Opinion polls suggest the incumbent is likely to win an expected second-round runoff against Tatar after the rest of the field has been eliminated.

Akinci strongly criticised the manner of Varosha’s reopening, describing it as an act of partisanship by Ankara that was likely to complicate Turkish Cypriot standing with the international community.

“These measures are aimed solely at boosting the chances of one candidate,” he said, adding that they were a “mistake that will put the Turkish Cypriot people in a difficult situation on the international stage”.

Akinci led the Turkish Cypriot delegation to the last round of UN-backed reunification talks which collapsed in Switzerland in July 2017.

As leader of the island’s minority community, he is the sole Turkish Cypriot official to have international status, but has difficult relations with Turkey, the only country that recognises the TRNC’s statehood.

European concern

Turkish Cypriots have long considered unilaterally reopening Varosha as a means of jump-starting talks.

But previously they always held back in the face of opposition from the government of the internationally recognised Republic of Cyprus and the international community.

“This is a one-sided action, it excluded both sides so I don’t believe in any attempt to bring peace if it doesn’t include a bicommunal vision for the future of Famagusta,” activist Nafia Akdeniz told AFP in Varosha.

“Obviously because we are in a pre-election day, it has intentions beyond the democratic will of both communities,” said Akdeniz, a researcher at the Famagusta Initiative NGO.

Greece warned that it would join fellow EU member Cyprus in a new push for the bloc to impose sanctions on Turkey.

“Turkey must take a step back.
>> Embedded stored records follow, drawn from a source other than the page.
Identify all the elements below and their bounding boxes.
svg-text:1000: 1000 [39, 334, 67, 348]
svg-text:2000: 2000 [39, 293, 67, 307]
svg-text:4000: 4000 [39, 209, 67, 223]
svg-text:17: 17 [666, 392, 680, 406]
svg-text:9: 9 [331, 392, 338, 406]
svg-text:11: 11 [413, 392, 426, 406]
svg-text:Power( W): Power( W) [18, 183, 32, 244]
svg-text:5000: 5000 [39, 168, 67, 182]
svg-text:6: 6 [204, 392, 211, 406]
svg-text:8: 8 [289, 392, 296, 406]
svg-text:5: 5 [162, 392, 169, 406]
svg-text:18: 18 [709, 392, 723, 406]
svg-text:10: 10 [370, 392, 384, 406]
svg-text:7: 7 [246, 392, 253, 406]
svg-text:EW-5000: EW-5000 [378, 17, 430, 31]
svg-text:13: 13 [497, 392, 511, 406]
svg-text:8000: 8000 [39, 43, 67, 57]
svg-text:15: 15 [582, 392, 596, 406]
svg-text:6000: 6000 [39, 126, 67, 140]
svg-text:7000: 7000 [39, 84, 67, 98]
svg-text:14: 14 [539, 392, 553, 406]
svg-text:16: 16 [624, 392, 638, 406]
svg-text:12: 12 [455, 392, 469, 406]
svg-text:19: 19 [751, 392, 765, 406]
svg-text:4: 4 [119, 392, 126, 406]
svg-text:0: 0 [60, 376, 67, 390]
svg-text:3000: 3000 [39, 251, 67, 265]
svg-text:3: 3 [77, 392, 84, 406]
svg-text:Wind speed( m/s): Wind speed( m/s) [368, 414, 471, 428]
If it does not, the issue will be discussed by EU leaders next week,” government spokesman Stelios Petsas said.

EU foreign policy chief Josep Borrell said the bloc was “very concerned” about the reopening and stressed the “urgency of restoring confidence and not of creating greater divisions”.

Even if an eventual settlement between the two communities makes the redevelopment of Varosha a possibility, it is likely to take many years.

The luxury hotels that were a favoured haunt of Hollywood stars such as Elizabeth Taylor and Richard Burton in Varosha’s heyday have long since decayed beyond repair.

A master plan for their demolition and the construction of a new resort will have to be drawn up that respects the property rights of those who fled.

Without the legitimacy that can only come with a settlement, it is unlikely that the huge investments required will ever be raised.

UN Security Council resolutions and successive UN-backed peace plans have all called for Varosha’s displaced inhabitants to be allowed to return, whether under UN administration as an interim measure or under Greek Cypriot administration as part of a comprehensive settlement.